Mediaetam.com – Dinas Pariwisata (Dispar) Kutai Kartanegara (Kukar) terus menunjukkan komitmennya dalam membangun sektor pariwisata yang berkualitas dan berkelanjutan.
Salah satu langkah strategis yang kini tengah dilaksanakan adalah program sertifikasi resmi bagi para pemandu ekowisata, yang melibatkan anggota Kelompok Sadar Wisata (Pokdarwis) dan Himpunan Pramuwisata Indonesia (HPI) dari berbagai kecamatan di Kukar.
Kepala Bidang Pengembangan Destinasi Wisata Dispar Kukar, Ridha Fatrianta, menyampaikan bahwa program ini merupakan kelanjutan dari kegiatan pelatihan yang sudah dimulai sejak tahun lalu.
Bila sebelumnya fokus masih pada pendalaman materi, tahun ini peningkatan diarahkan pada tahap sertifikasi resmi.
“Kegiatan ini adalah keberlanjutan dari tahun sebelumnya. Tahun lalu kami lakukan pelatihan, dan tahun ini kami tingkatkan ke tahap sertifikasi.
Fokusnya tetap pada ekowisata, karena sektor ini punya potensi besar dan berbasis pada kelestarian alam,” jelas Ridha.
Sebanyak 22 peserta terpilih mengikuti pelatihan intensif yang dilanjutkan dengan proses sertifikasi pada 6–8 Juli 2025.

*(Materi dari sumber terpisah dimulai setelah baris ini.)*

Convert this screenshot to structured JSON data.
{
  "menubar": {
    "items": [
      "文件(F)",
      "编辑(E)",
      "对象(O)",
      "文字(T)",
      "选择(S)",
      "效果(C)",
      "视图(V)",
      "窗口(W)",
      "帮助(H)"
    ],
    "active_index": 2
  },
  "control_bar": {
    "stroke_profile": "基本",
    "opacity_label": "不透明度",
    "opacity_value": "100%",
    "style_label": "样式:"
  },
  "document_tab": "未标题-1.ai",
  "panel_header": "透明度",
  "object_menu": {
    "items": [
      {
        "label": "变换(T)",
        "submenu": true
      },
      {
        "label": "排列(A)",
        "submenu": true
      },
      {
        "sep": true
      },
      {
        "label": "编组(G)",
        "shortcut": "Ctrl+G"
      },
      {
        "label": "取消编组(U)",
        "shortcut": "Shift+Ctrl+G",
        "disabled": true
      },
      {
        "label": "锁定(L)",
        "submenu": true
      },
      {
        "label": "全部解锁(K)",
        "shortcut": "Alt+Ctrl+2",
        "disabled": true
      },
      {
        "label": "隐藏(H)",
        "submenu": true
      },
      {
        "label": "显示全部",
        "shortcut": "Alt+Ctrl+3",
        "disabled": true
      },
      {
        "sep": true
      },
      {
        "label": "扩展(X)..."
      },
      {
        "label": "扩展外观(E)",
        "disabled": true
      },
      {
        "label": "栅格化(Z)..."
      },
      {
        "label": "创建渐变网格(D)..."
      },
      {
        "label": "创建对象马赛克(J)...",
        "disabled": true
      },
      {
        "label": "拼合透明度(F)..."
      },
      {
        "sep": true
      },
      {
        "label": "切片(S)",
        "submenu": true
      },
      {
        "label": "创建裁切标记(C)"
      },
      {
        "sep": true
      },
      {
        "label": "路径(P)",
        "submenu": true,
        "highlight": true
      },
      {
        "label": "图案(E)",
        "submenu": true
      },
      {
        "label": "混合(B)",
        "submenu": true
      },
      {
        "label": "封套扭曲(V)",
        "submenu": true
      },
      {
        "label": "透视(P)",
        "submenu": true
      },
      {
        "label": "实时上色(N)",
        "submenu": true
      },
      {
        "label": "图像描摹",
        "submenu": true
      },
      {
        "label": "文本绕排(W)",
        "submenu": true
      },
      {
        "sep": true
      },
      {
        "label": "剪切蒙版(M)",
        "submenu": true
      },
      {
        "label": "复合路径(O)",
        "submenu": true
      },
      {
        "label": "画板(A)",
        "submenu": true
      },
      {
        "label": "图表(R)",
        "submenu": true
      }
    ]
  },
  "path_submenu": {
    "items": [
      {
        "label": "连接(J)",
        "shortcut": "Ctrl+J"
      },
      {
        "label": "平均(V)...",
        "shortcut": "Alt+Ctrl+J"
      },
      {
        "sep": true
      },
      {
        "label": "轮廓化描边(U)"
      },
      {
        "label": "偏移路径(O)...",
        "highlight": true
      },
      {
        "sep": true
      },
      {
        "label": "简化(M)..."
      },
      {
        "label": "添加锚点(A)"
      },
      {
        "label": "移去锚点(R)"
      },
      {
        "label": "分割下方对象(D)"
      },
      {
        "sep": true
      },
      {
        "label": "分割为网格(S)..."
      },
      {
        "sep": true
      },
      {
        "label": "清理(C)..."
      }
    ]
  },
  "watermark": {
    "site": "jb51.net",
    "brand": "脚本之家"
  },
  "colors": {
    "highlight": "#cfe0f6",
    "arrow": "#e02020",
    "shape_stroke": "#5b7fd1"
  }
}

Mereka berasal dari kecamatan-kecamatan yang memiliki potensi wisata alam unggulan seperti Sebulu, Samboja, Bhuana Jaya, dan Tenggarong Seberang.
Seluruh tahapan pelatihan dan uji kompetensi dilakukan di bawah pendampingan Lembaga Sertifikasi Profesi (LSP) Darma asal Yogyakarta.

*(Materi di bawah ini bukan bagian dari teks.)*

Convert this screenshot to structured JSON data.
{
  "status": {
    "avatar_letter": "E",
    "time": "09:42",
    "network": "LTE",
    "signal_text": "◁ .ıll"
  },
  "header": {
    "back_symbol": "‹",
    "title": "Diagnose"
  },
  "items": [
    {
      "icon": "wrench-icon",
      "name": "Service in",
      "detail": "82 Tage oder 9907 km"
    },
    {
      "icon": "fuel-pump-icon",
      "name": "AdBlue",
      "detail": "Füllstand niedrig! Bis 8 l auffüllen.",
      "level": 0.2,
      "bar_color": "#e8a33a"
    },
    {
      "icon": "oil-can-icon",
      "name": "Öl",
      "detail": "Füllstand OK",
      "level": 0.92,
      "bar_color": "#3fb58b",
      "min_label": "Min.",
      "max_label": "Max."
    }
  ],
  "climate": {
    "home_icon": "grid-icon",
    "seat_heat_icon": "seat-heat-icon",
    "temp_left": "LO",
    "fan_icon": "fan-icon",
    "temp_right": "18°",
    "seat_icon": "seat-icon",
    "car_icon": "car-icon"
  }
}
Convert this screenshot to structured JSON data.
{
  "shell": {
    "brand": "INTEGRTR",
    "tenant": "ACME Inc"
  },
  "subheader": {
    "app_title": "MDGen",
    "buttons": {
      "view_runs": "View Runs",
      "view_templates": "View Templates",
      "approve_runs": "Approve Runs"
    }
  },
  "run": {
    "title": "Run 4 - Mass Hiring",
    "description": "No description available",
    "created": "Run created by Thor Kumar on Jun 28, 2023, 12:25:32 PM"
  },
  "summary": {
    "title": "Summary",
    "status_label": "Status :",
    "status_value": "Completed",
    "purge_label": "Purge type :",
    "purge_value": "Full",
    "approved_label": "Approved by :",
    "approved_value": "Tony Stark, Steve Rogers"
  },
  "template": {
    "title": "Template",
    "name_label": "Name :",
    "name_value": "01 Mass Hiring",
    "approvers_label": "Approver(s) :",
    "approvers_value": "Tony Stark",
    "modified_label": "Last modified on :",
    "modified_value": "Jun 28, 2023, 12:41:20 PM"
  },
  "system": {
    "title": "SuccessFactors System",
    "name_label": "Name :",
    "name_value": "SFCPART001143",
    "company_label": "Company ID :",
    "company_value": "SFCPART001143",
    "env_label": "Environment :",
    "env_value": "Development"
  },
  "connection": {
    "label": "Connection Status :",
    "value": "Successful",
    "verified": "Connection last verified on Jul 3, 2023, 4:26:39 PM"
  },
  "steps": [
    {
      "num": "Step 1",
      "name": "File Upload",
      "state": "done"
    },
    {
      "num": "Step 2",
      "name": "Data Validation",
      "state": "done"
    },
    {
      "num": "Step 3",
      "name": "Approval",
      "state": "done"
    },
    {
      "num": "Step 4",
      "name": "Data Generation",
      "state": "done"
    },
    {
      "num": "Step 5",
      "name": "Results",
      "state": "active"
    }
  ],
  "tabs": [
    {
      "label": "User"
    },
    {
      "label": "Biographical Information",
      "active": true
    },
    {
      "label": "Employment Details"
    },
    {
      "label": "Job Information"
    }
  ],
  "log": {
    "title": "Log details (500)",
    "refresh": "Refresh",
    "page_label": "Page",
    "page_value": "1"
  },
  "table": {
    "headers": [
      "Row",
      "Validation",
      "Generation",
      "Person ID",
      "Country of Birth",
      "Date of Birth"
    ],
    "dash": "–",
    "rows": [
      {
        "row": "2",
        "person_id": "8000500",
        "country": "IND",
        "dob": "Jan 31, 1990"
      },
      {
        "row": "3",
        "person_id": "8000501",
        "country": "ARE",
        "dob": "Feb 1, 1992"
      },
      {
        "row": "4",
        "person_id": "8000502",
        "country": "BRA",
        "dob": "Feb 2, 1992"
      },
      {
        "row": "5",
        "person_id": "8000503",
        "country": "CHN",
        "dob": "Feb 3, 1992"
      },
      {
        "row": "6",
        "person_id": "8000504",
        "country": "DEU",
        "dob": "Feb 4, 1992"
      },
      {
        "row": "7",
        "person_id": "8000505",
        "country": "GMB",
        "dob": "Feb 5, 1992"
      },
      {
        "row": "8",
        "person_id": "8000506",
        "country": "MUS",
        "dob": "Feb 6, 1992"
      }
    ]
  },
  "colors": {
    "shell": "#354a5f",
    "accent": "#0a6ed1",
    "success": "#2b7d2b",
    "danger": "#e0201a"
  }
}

LSP ini menghadirkan asesor bersertifikat nasional untuk menguji kapasitas peserta, baik dari aspek teknis maupun pengetahuan.

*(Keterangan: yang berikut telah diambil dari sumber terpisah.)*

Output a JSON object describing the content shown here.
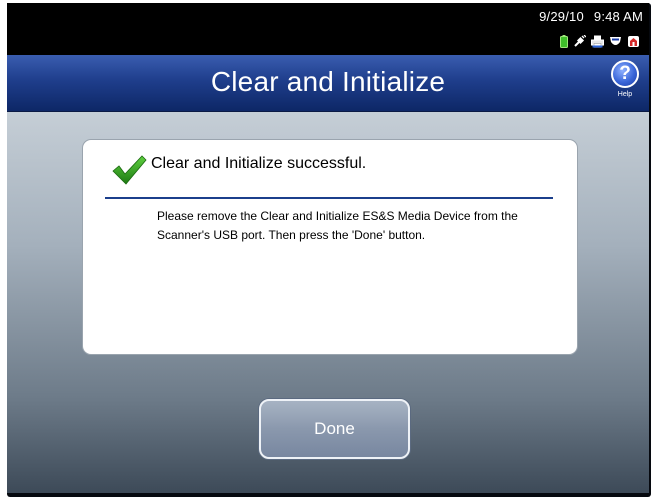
{
  "status_bar": {
    "date": "9/29/10",
    "time": "9:48 AM",
    "icons": [
      "battery-icon",
      "plug-icon",
      "printer-icon",
      "shield-icon",
      "alert-icon"
    ]
  },
  "header": {
    "title": "Clear and Initialize",
    "help_label": "Help",
    "help_glyph": "?"
  },
  "panel": {
    "heading": "Clear and Initialize successful.",
    "message": "Please remove the Clear and Initialize ES&S Media Device from the Scanner's USB port.  Then press the 'Done' button.",
    "icon": "checkmark-icon"
  },
  "actions": {
    "done_label": "Done"
  },
  "colors": {
    "title_bar": "#1f3e8c",
    "check_green": "#2e9b1e",
    "rule_blue": "#1b3f8c"
  }
}
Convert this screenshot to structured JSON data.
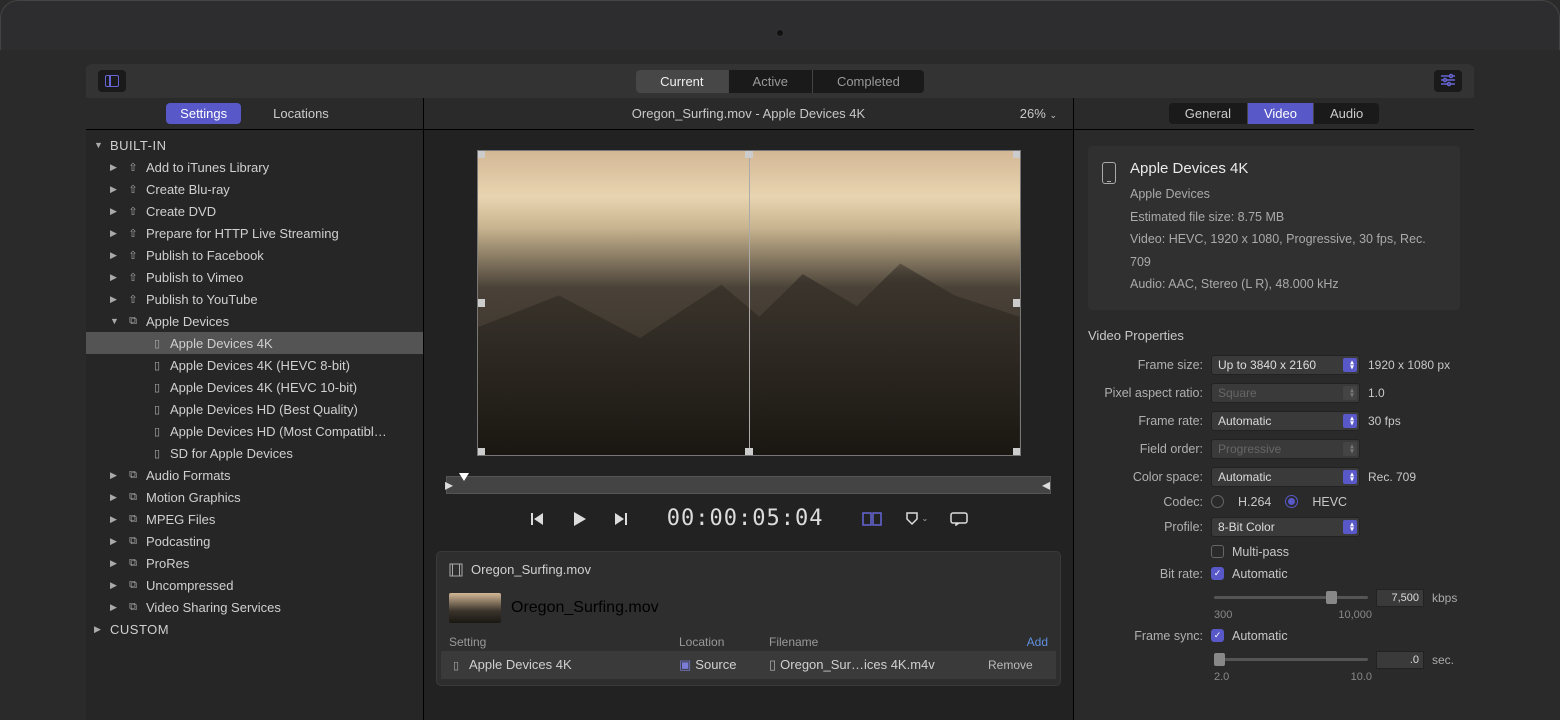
{
  "toolbar": {
    "tabs": {
      "current": "Current",
      "active": "Active",
      "completed": "Completed"
    }
  },
  "subheader": {
    "left": {
      "settings": "Settings",
      "locations": "Locations"
    },
    "doc_title": "Oregon_Surfing.mov - Apple Devices 4K",
    "zoom": "26%",
    "right": {
      "general": "General",
      "video": "Video",
      "audio": "Audio"
    }
  },
  "sidebar": {
    "built_in": "BUILT-IN",
    "custom": "CUSTOM",
    "items": {
      "itunes": "Add to iTunes Library",
      "bluray": "Create Blu-ray",
      "dvd": "Create DVD",
      "http": "Prepare for HTTP Live Streaming",
      "facebook": "Publish to Facebook",
      "vimeo": "Publish to Vimeo",
      "youtube": "Publish to YouTube",
      "apple": "Apple Devices",
      "apple_4k": "Apple Devices 4K",
      "apple_4k_8": "Apple Devices 4K (HEVC 8-bit)",
      "apple_4k_10": "Apple Devices 4K (HEVC 10-bit)",
      "apple_hd_best": "Apple Devices HD (Best Quality)",
      "apple_hd_compat": "Apple Devices HD (Most Compatibl…",
      "apple_sd": "SD for Apple Devices",
      "audio_fmt": "Audio Formats",
      "motion": "Motion Graphics",
      "mpeg": "MPEG Files",
      "podcast": "Podcasting",
      "prores": "ProRes",
      "uncomp": "Uncompressed",
      "sharing": "Video Sharing Services"
    }
  },
  "playback": {
    "timecode": "00:00:05:04"
  },
  "batch": {
    "file": "Oregon_Surfing.mov",
    "item": "Oregon_Surfing.mov",
    "cols": {
      "setting": "Setting",
      "location": "Location",
      "filename": "Filename",
      "add": "Add"
    },
    "row": {
      "setting": "Apple Devices 4K",
      "location": "Source",
      "filename": "Oregon_Sur…ices 4K.m4v",
      "remove": "Remove"
    }
  },
  "inspector": {
    "title": "Apple Devices 4K",
    "subtitle": "Apple Devices",
    "size": "Estimated file size: 8.75 MB",
    "video_line": "Video: HEVC, 1920 x 1080, Progressive, 30 fps, Rec. 709",
    "audio_line": "Audio: AAC, Stereo (L R), 48.000 kHz",
    "section": "Video Properties",
    "labels": {
      "frame_size": "Frame size:",
      "par": "Pixel aspect ratio:",
      "frame_rate": "Frame rate:",
      "field_order": "Field order:",
      "color_space": "Color space:",
      "codec": "Codec:",
      "profile": "Profile:",
      "multi": "Multi-pass",
      "bitrate": "Bit rate:",
      "frame_sync": "Frame sync:"
    },
    "values": {
      "frame_size": "Up to 3840 x 2160",
      "frame_size_r": "1920 x 1080 px",
      "par": "Square",
      "par_r": "1.0",
      "frame_rate": "Automatic",
      "frame_rate_r": "30 fps",
      "field_order": "Progressive",
      "color_space": "Automatic",
      "color_space_r": "Rec. 709",
      "h264": "H.264",
      "hevc": "HEVC",
      "profile": "8-Bit Color",
      "bitrate_auto": "Automatic",
      "bitrate_val": "7,500",
      "bitrate_unit": "kbps",
      "bitrate_min": "300",
      "bitrate_max": "10,000",
      "sync_auto": "Automatic",
      "sync_val": ".0",
      "sync_unit": "sec.",
      "sync_min": "2.0",
      "sync_max": "10.0"
    }
  }
}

Materi yang diberikan mencakup berbagai hal krusial dalam praktik ekowisata, seperti teknik pemanduan, prinsip wisata berkelanjutan, keselamatan wisatawan, pemahaman lingkungan, serta etika pelayanan terhadap pengunjung.
“Kami ingin para pelaku pariwisata di Kukar memiliki kompetensi yang mumpuni dan dapat dipertanggungjawabkan.
Dengan sertifikasi ini, mereka tidak hanya punya kemampuan, tapi juga legalitas dan kredibilitas saat menjalankan profesinya,” ujar Ridha.
Ia menambahkan, pelatihan ini bukan hanya sekadar pelatihan teknis, tetapi bagian dari visi besar Pemkab Kukar dalam mewujudkan daerah “Idaman Terbaik”, khususnya dalam pengembangan sektor pariwisata yang inklusif, berdaya saing, dan berkelanjutan.
“Ini adalah wujud komitmen pemerintah untuk meningkatkan kapasitas masyarakat agar mereka bisa lebih berdaya dalam mendukung pengembangan sektor pariwisata. Kita ingin pariwisata Kukar tidak hanya maju secara infrastruktur, tapi juga kuat dari sisi SDM-nya,” pungkasnya.